Und damit sind wir bei einer der häufigsten Ursachen für nicht-gelingende Beziehungen (wobei das Wort Beziehung auch für nicht private Beziehungen gilt). Erwartungen an den Partner. Erwartungen an den Chef, den Kollegen, einen Politiker, den Wähler und und und. Ich greife hier bewusst eine weite Spanne auf, um die Breite des Spielfeldes deutlich zu machen.

 

Doch wie kommen wir da raus, wenn wir feststecken? Ein Ansatz ist es, sich einmal eine Auszeit zu nehmen und festzustellen: Was will ich wirklich. Was ist mir wirklich wirklich wichtig. Das führt dazu, dass ich meine Bedürfnisse und Erwartungen besser kommunizieren kann.

 

Ein zusätzlicher Ansatz ist das Prinzip der Freiwilligkeit. Am Beispiel einer privaten Partnerschaft könnte das so aussehen: zwei Personen finden sich sympathisch und verlieben sich. Beide Personen einigen sich darauf, zusammen zu kommen und das Leben gemeinsam zu meistern. Ohne Ansprüche und Erwartungen an den anderen. Ja ich weiß, das ist meist zu Beginn jeder Beziehung so. Das, was uns stört, wird ausgeblendet. „Das meint er/sie doch nicht so“, ist dann oft ein Gedanke dazu.

 

Das Prinzip der Freiwilligkeit bedeutet jedoch, dass ich – egal in welcher Situation – meine Gedanken und Bedürfnisse äußere. Das geht auf sehr liebevolle Weise, ohne Vorwurf oder Anklage. In der Kommunikation spricht man von der „gewaltfreien, der wertschätzenden Kommunikation“ oder auch der „Ich-Botschaft“.

 

Wenn ich von Anfang an meine Bedürfnisse und Wünsche äußere und dem anderen das ebenfalls zugestehe, kann eine Beziehung wachsen und gedeihen. Tag für Tag. Das Prinzip der Freiwilligkeit bedeutet auch, dass wenn beide oder auch eine Person feststellt, dass es nicht mehr passt, dass dann ein friedlicher Ablösungsprozess erfolgen kann. Auf Augenhöhe und mit gegenseitigem Respekt und ohne Groll oder Kampf.

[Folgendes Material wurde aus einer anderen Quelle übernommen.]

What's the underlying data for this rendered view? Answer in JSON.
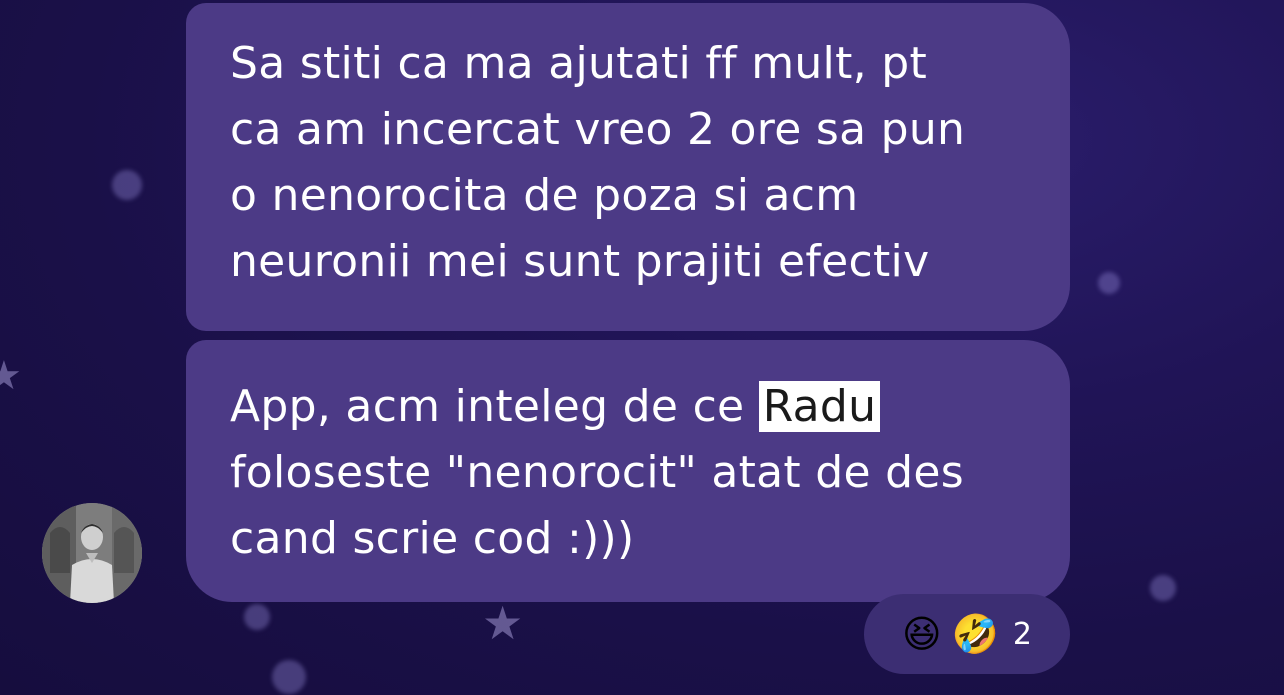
{
  "messages": [
    {
      "lines": [
        "Sa stiti ca ma ajutati ff mult, pt",
        "ca am incercat vreo 2 ore sa pun",
        "o nenorocita de poza si acm",
        "neuronii mei sunt prajiti efectiv"
      ]
    },
    {
      "line1_before": "App, acm inteleg de ce ",
      "line1_highlight": "Radu",
      "line2": "foloseste \"nenorocit\" atat de des",
      "line3": "cand scrie cod :)))"
    }
  ],
  "reactions": {
    "emoji_1": "😆",
    "emoji_2": "🤣",
    "count": "2"
  },
  "colors": {
    "bubble": "#4c3a86",
    "reaction_pill": "#3c2e73",
    "background": "#1d1250",
    "highlight": "#ffffff"
  }
}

Wir akzeptieren gegenseitig, dass wir den gemeinsamen Weg nun nicht mehr miteinander sondern nebeneinander gehen. Und wir lassen Türen offen für ein anderes und neues Miteinander. Ohne Abhängigkeiten, Enttäuschungen und unerfüllten Erwartungen. Das ist die Fülle der Freiwilligkeit.
Wie klingt das für Dich? Überlegst Du, wie du das auf deine privaten oder beruflichen Beziehungen umsetzbar kannst?